For it must be bravely recognised that any statement of truth which is so framed as to be falsely understood conveys a lie. If the dramatist says quite truly, "This particular leaf is sere and yellow," and if the audience quite falsely understands him to say, "All leaves are sere and yellow," the gigantic lie has illogically been conveyed that the world is ever windy with autumn, that spring is but a lyric dream, and summer an illusion. The modern social drama, even when it is most truthful within its own limits, is by its very nature liable to just this sort of illogical conveyance of a lie. It sets forth a struggle between a radical exception and a conservative rule; and the audience is likely to forget that the exception is merely an exception, and to infer that it is greater than the rule. Such an inference, being untrue, is immoral; and in so far as a dramatist aids and abets it, he must be judged dangerous to the theatre-going public.

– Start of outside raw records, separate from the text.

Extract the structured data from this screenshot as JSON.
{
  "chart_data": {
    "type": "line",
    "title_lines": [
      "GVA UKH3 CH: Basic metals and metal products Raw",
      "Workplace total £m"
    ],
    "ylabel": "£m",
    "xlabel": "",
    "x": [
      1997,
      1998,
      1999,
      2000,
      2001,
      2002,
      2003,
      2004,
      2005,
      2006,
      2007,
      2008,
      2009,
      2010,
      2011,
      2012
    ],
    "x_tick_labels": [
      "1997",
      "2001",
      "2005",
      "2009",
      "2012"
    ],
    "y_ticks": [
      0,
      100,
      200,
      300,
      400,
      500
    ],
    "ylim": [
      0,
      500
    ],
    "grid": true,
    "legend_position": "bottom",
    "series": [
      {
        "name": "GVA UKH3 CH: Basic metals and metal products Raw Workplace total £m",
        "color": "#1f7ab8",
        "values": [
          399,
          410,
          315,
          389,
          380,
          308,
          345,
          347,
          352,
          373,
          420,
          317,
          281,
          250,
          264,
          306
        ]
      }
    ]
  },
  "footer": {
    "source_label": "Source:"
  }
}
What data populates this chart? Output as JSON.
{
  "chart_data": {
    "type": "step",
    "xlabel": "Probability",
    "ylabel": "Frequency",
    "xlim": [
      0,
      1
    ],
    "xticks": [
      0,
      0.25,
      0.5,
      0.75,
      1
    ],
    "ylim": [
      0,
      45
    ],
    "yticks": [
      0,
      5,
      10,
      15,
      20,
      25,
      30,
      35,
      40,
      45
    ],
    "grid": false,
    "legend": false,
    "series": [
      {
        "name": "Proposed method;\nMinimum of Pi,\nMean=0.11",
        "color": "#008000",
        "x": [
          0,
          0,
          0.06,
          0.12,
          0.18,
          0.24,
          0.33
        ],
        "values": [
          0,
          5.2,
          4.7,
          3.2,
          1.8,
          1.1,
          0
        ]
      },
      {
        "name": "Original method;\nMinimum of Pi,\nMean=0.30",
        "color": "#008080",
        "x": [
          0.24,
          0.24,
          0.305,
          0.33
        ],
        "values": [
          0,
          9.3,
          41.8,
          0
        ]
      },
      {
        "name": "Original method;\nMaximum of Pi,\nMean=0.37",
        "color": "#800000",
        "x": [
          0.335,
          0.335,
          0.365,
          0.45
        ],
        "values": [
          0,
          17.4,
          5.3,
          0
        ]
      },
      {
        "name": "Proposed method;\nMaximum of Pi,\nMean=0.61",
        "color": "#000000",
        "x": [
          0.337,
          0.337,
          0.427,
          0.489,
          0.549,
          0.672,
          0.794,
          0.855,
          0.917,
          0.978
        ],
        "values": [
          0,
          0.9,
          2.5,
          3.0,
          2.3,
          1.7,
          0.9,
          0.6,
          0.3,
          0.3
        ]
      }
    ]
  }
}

Whenever, then, it becomes important to determine whether a new play of the modern social type is moral or immoral, the critic should decide first whether the author tells lies specifically about any of the people in his story, and second, provided that the playwright passes the first test successfully, whether he allures the audience to generalise falsely in regard to life at large from the specific circumstances of his play. These two questions are the only ones that need to be decided. This is the crux of the whole matter. And it has been the purpose of the present chapter merely to establish this one point by historical and philosophic criticism, and thus to clear the ground for subsequent discussion.